How quantities and limits work

Each ticket row has its own quantity selector. The selectable range comes from the per-ticket purchase limits set on the event — minimum and maximum per order — and the selector never offers more than the ticket’s remaining inventory. When a ticket has no inventory left, its row shows the Sold out label instead of a selector.

Because the limits are enforced by the block, the default Shopify variant dropdown and quantity field can’t enforce them. Use the Ticket Order Form (or the Event Calendar) on any page where you want limits respected.

  • Event Calendar — a calendar-style alternative to the order form for multi-date and recurring events.
  • Purchase limits — set the per-ticket minimum and maximum the block enforces.
  • Storefront visibility — make sure the product is published so the block renders.
  • Booking fees — what the fee column shows.

FAQ

My theme doesn’t show the Ticket Order Form block — why?

The block requires an Online Store 2.0 theme with app block support. If the block doesn’t appear in the block picker, your theme doesn’t support app blocks; switch to a compatible theme or use a 2.0 theme template.

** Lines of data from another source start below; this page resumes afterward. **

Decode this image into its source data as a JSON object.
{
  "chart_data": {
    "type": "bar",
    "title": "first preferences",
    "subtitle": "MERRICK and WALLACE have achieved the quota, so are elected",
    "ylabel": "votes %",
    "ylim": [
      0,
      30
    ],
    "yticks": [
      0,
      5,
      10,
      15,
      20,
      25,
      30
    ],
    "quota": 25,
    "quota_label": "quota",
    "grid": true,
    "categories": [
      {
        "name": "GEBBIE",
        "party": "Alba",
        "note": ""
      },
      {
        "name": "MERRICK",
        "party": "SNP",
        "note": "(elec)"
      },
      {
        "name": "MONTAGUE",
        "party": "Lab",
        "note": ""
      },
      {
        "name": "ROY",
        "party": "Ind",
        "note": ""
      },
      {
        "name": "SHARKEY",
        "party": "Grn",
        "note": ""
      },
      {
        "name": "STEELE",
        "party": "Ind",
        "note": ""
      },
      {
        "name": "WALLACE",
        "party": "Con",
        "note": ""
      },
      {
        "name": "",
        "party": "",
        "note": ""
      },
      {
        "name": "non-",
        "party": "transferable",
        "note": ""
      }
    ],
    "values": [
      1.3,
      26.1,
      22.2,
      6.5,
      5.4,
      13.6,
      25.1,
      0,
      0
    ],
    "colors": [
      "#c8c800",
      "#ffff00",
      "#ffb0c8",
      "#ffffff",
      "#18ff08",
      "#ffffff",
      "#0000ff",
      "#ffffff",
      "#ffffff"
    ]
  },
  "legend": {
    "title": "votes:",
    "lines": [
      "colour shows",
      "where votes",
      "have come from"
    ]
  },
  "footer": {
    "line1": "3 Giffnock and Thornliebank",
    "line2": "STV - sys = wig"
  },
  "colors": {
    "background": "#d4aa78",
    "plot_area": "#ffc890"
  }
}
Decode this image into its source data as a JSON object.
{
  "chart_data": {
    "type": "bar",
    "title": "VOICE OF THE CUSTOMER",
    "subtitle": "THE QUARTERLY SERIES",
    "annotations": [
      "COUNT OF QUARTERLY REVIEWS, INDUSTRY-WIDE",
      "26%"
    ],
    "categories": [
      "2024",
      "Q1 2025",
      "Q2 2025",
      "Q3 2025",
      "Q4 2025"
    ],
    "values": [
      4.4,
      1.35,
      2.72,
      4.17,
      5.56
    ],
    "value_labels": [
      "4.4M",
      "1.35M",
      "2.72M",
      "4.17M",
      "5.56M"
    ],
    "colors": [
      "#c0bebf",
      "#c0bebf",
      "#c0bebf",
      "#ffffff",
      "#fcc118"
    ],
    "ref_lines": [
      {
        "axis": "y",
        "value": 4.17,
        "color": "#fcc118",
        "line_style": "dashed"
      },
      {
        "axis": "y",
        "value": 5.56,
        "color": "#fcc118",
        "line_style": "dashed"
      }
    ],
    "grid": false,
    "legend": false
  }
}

Customers land on the cart instead of checkout (or vice versa).

Set Redirect to in the block settings. Checkout sends customers straight to Shopify checkout after they pick tickets; Cart sends them to the cart first. Use Cart if you run upsell apps that need the cart page to fire.

The ticket table looks unstyled or broken on my product page.

The block renders a plain HTML table. If your theme has no base styling for tables, add CSS for the table in your template. The block doesn’t ship a full table style of its own.

Can I show how many tickets are left?

Turn on Show remaining inventory? in the block settings. Each ticket row then shows its remaining inventory count.